LESLIE: Bill in Virginia is dealing with a wet basement. Tell us about the problem.
BILL: Yes, hi. My house is built like 130 years ago.
BILL: And I have water seeping in through under my foundation; through under the floor and through the bottoms of my foundation. I want to know what kind of product – is there any way I can fight that from inside?
LESLIE: Now Bill, do you find that the water is only coming in when there’s a really bad downpour going on outside?
BILL: Primarily when there’s a high water table. So yes, after we’ve had quite a bit of rain, the water doesn’t necessarily come in when it’s raining but if the water table rises, then it comes up through my floor.
TOM: So Bill, would you say it comes in maybe a couple of days or more after the heavy rain?

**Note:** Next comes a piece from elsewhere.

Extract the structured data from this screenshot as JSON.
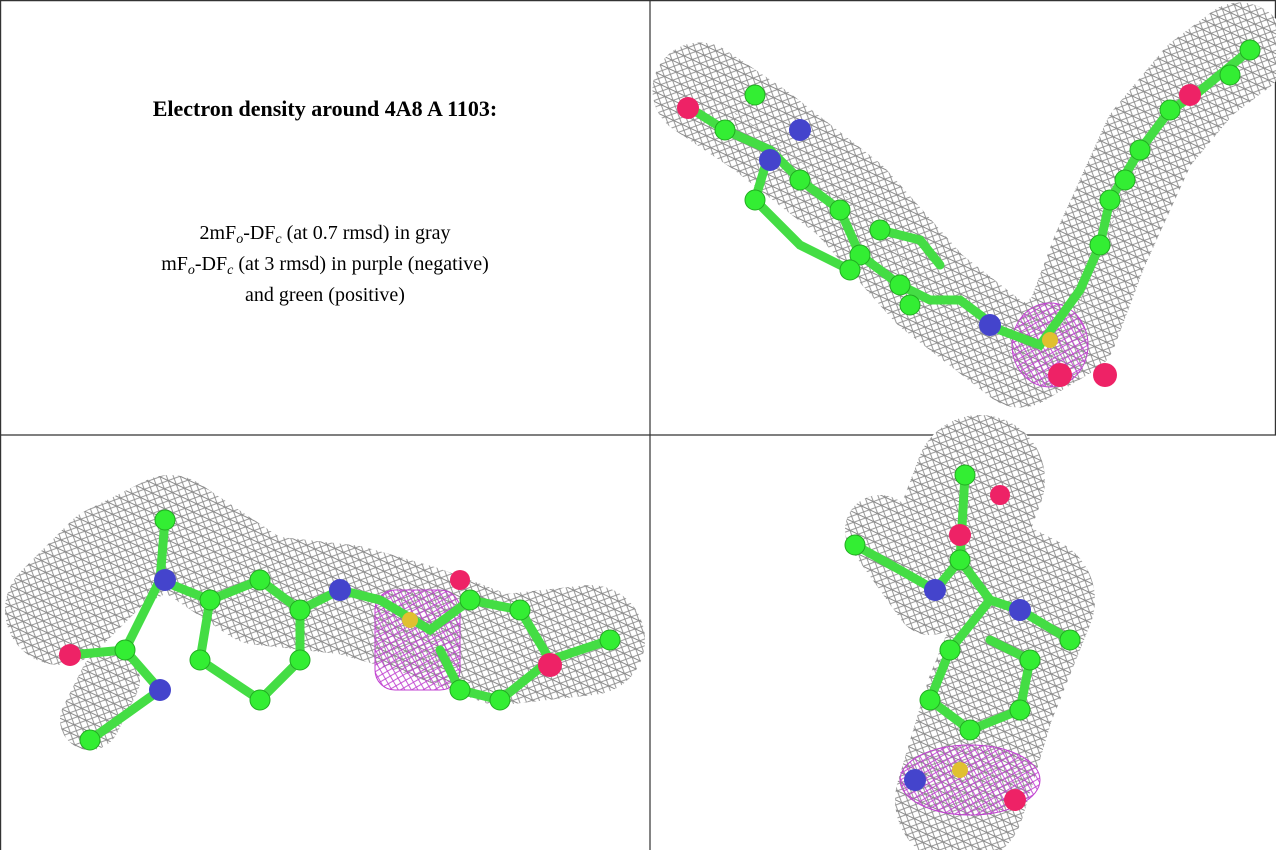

BILL: It can be a couple of days after the heavy rain or when we’re having the heavy rain, depending upon the water table.
TOM: Yep. OK, so here – let me explain something to you because you made a statement there which is a very, very common misconception. You think that it’s associated with the water table. It’s not. The water table doesn’t move that quickly. The water table moves seasonally. What you are seeing is a drainage problem that’s triggered by the heavy rain and the fact that the water is not being diverted properly away from the home.

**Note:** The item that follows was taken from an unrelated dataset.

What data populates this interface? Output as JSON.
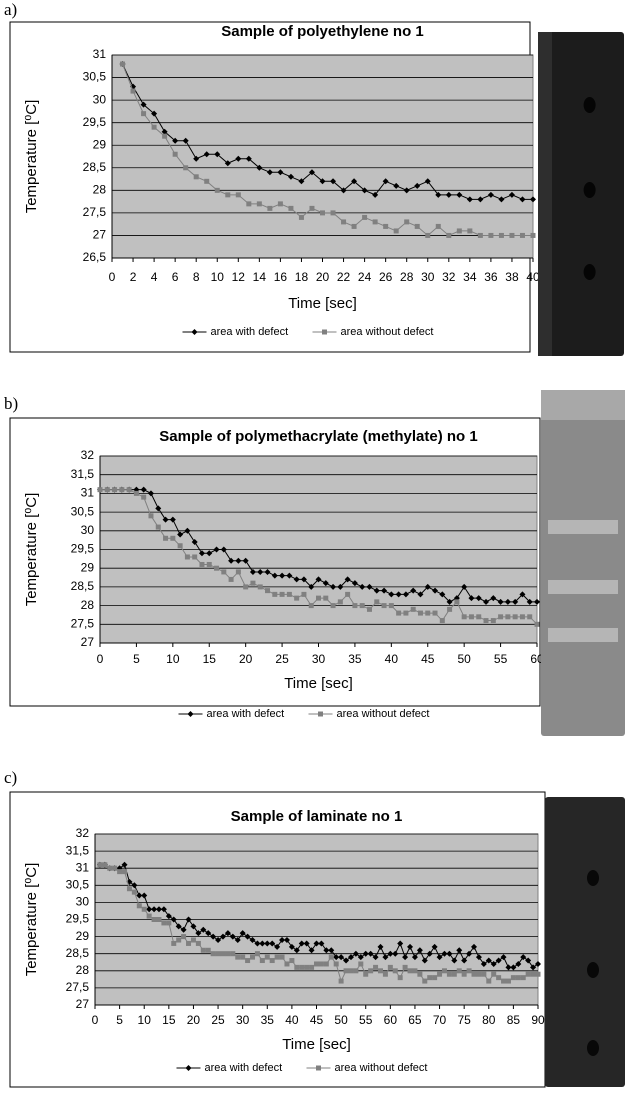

When you have water that – a water problem in the basement that is consistent with rainfall, with melting snow or anything of that nature – and when I say “consistent,” it could happen during the rain or it could happen a day or two or four or five days after, when the ground is very saturated. That water saturates and soaks in that area right around the outside of the house, which is what we call the backfill zone, and it will either come straight through the wall or it’ll push under the foundation and come up through the floor.
The good news here, Bill, is that it’s an easy problem to fix. You have to improve the drainage around the house. Two things to do. Number one – I want you to examine the soil around the outside of the house. If it’s flat, you need to add more and slope it away from the walls. Now don’t add topsoil because that’s too organic and the water will stay trapped against the house. Add clean fill dirt. The slope that you’re looking for is a drop of six inches over four feet; about a 10-degree slope. So, establish a good slope there.
And the second thing, which is even more important than the grading, is to look at the gutter system. Do you have gutters on the house, Bill?
BILL: Yes, I do. They’re brand new.
TOM: Make sure that they’re clean. OK? Make sure that they are free-flowing and make sure that the downspouts are extended out away from that house at least four feet; not just a little turnout at the bottom and a little splashblock that takes the water out a couple of feet. I want it to go at least four feet.